At his apex in ’07-08, 38% of 23-year-old Williams’ shot attempts came at the rim. During his final season with Boozer in Utah, in ’09-10, Williams attempted 24% of his field goals at the rim. That number has dipped to 17% this season.

The lack of pick and rolls, off-ball movement and the overabundance of isolation plays forced a frustrated Williams to shoot more long range attempts. In a lockout-shortened 2012 season, Williams' 342 attempts from behind the arc were almost 100 more than he did during any season in Utah. This season, he's on pace to shoot nearly 450 treys for a career-low 29%.  From Stockton and Malone to Boozer and Deron, the pick and roll was Sloan’s bread and butter in Utah.

Sloan was the victim of coaching an elite roster at the height of the Jordan years but he’s also the third winningest head coach of all-time.

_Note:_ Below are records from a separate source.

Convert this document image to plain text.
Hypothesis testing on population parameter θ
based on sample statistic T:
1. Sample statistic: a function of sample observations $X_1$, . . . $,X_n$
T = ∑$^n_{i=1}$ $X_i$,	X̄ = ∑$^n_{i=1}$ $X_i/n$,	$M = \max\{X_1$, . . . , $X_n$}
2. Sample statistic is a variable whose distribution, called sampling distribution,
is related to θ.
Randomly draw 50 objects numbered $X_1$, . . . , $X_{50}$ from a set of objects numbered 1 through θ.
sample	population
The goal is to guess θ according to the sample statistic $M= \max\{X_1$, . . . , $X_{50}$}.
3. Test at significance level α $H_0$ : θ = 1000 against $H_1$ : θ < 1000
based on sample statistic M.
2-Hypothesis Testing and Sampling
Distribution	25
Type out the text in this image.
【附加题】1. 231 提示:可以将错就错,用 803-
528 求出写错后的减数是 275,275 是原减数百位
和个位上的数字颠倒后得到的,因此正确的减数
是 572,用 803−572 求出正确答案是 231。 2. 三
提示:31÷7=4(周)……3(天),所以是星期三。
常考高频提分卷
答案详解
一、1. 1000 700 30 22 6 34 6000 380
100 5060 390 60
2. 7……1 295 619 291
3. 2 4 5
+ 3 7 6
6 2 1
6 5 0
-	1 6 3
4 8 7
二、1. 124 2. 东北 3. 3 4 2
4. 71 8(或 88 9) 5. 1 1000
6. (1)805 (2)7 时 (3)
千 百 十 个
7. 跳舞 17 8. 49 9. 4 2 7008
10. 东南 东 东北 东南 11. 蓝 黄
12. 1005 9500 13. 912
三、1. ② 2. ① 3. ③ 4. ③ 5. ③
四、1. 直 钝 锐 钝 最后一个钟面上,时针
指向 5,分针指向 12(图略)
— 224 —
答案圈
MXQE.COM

Of course, General Manager Billy King will have to set rigid boundaries for Williams if this reunion can take place. Chris Brown had to undergo anger management, Kobe Bryant experienced life without the greatest coach of all-time. Nets management has to cease treating Williams as the defacto assistant GM.

“In training camp he was in my office after practice every day just sitting there. He calls himself, ‘the assistant GM’, “ King chuckled about Williams’ involvement in personnel decisions last April.

While the absolute reasons for Sloan’s resignation were never spelled out on Time Square-sized billboard letters, it was painfully obvious reading the tea leaves that management was beginning to drown out the longest tenured head coach in the league for their cantankerous 26-year-old point guard.

As we’ve been forced to learn throughout time from Michael Jordan’s Bobcats ownership and Isiah Thomas’ executive career to Kobe Bryant’s insistence on trading a budding Andrew Bynum for balding Jason Kidd, players don’t often make excellent executive decisions.

It was Williams badgering King to stop waiting on Dwight Howart that forced his wooden puppet hands to push through the ultimate hardwood loner, Iso-Joe Johnson. Before the season, Johnson talked optimistically of harkening back to his early years in Phoenix alongside Steve Nash when just 14.9 percent of his possessions were defined as isolation plays, according to Synergy Sports. However, his goal of becoming Spot-Up Joe and getting fed easier baskets from Williams never came to fruition.

As a result, Johnson has been running more isolated sets than he did in Atlanta when he earned the Iso-Joe nickname. According to Synergy Sports Technology, as of Dec. 19, over 40% of his logged plays this season were either direct isolation plays or isolated post-up plays compared to 35% during his final season in Atlanta. Instead of dominating the ball like a Steve Nash type point guard, at times he's resorted to watching a feature presentation of "Iso-Joe".

Mike D'Antoni wanted to trade Williams for Carmelo Anthony before resigning as Knicks coach. It was a trade that may have saved both his and Johnson's jobs because The Little General’s battle plan was never an ideal fit for Williams’ offensive arsenal. Back in 2008, Jason Kidd ripped Johnson for his unimaginative offenses and short leashes on point guards.

Conversely, Sloan wasn’t as much Williams’ problem as Salt Lake City and Carlos Boozer’s departure were. In Brooklyn, he’s got the large media market he wants and the talent. Now, all he needs is the right head coach. Fellas, it’s time for a reunion so you two can put a (championship) ring on it.